LA PESTE – Capítulo 9

Por Marcos Martínez
Ilustración: Martín Rusca

Capítulo 9

En el puerto los barcos abren sus fauces para que entren filas y filas de inmigrantes. Algunos precavidos hace tiempo escribieron a sus familias para dar y recibir noticias de pestes, de guerras, explotaciones de uno y otro lado del charco.

Miles y miles de inmigrantes sueñan regresar a las ciudades de donde la guerra, la persecución, la cárcel o las pestes los habían desterrado. Es tarde para hacerse la América en América, ya no queda nada para repartir. América es sufrimiento, guerra, trabajo a destajo, vómito negro, piel amarilla, carnaval y muerte.

Los hombres de buena voluntad caen como moscas y los otros también.

Mientras los inmigrantes charlan o fuman un cigarrillo apurados, conservan los hematomas y el recuerdo fresco del desalojo. La Policía y los trajeados entraron a las patadas y ellos trataron de defenderse a los golpes, a las puteadas. En el patio del conventillo las montañas de fuego arden, las pocas cosas que habían soportado los vaivenes del mar o que compraron en la nueva tierra, arden.

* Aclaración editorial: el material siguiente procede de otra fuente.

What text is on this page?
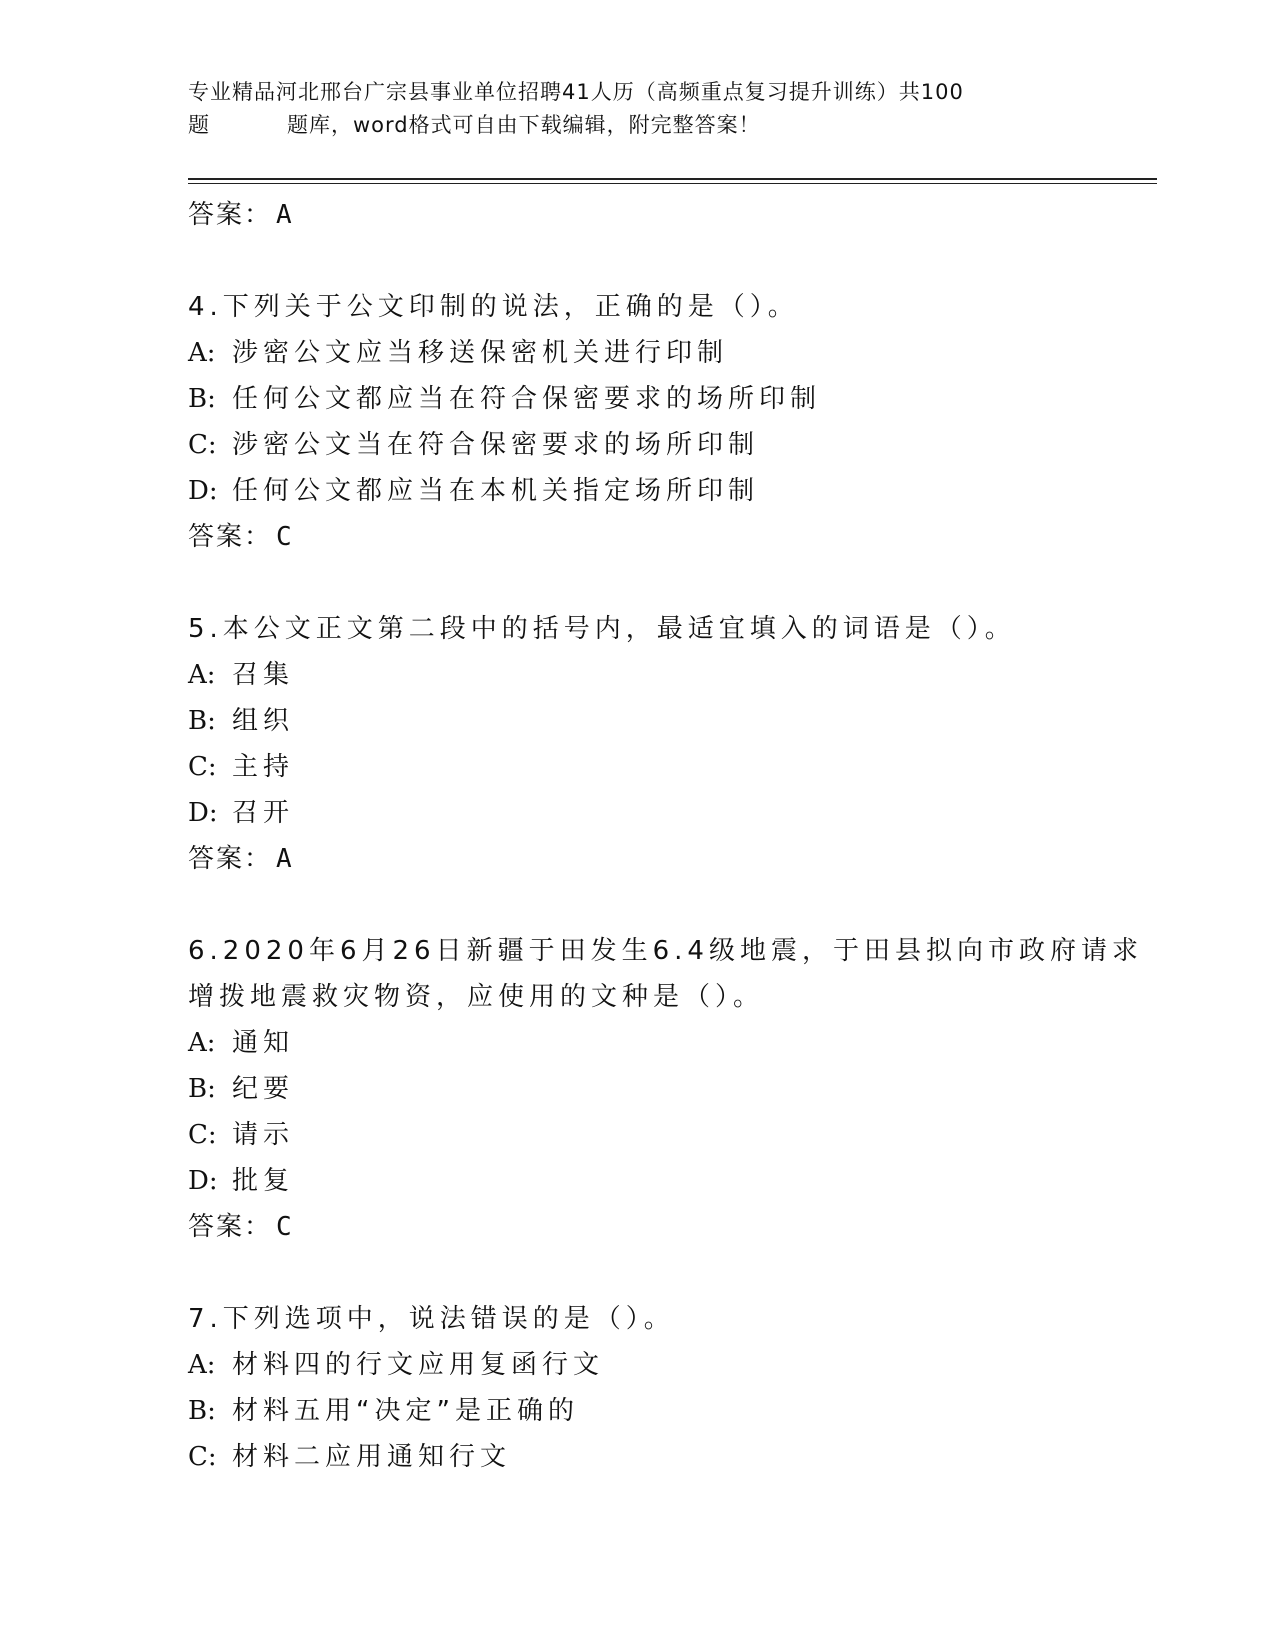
专业精品河北邢台广宗县事业单位招聘41人历（高频重点复习提升训练）共100
题	题库，word格式可自由下载编辑，附完整答案！
答案： A
4.下列关于公文印制的说法，正确的是（）。
A: 涉密公文应当移送保密机关进行印制
B: 任何公文都应当在符合保密要求的场所印制
C: 涉密公文当在符合保密要求的场所印制
D: 任何公文都应当在本机关指定场所印制
答案： C
5.本公文正文第二段中的括号内，最适宜填入的词语是（）。
A: 召集
B: 组织
C: 主持
D: 召开
答案： A
6.2020年6月26日新疆于田发生6.4级地震，于田县拟向市政府请求增拨地震救灾物资，应使用的文种是（）。
A: 通知
B: 纪要
C: 请示
D: 批复
答案： C
7.下列选项中，说法错误的是（）。
A: 材料四的行文应用复函行文
B: 材料五用“决定”是正确的
C: 材料二应用通知行文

En todas las puertas la misma escena: hombres arrancados de sus casas y cosas arrancadas a los hombres, detrás de agentes, mujeres y la prole, con las manos llenas, abrazando lo poco que pueden trasladar. Después, el baño de solución nitrosa, la cal revoloteando y anidando en muebles y paredes, la calle, la cadena y el grueso candado que cierra el conventillo y una puteada en cocoliche ahogada en el llanto.

En la calle la dura sospecha de que espera algo peor que el trabajo a destajo, que la jornada de doce horas, que dejar la vida en los saladeros y mataderos. Argentina los arroja a la calle, al mar, a esa nada de agua de la que habían escapado y a la que vuelven para volver a escapar. Las treinta familias de cada conventillo se miran compadeciendo su suerte, pero no hay tiempo para sentimentalismos o despedir desgraciados y muertos.

La mayoría de las cartas no recibían respuestas y no serían respondidas nunca, quizás los destinatarios están muertos, o quizás algún funcionario de la desértica oficina de correos se divirtió leyéndolas, quemándolas, arrojándolas al riachuelo infecto.

En el extraño caso de que alguna carta llegue a ser respondida, la respuesta llegará tarde, no hace falta ni abrir el sobre, el remitente está muerto, y los muertos no tienen patria, especialmente en Buenos Aires, donde ni siquiera hay para ellos una porción de tierra para que los gusanos hagan un festín de su carne.

Dos opciones: el mar o la tierra. El mar lejano y gigante o un agujero en la tierra, un pedestre pozo que traga huesos. Los familiares no podrán llorar a los muertos en ningún lugar cuando llorar vuelva a ser una ocupación cívica. Hemos perdido el respeto a los muertos.

Los inmigrantes frente al mar, a los barcos, huyendo, contando y recontando los centavos para pagar el pasaje. La muerte es más barata.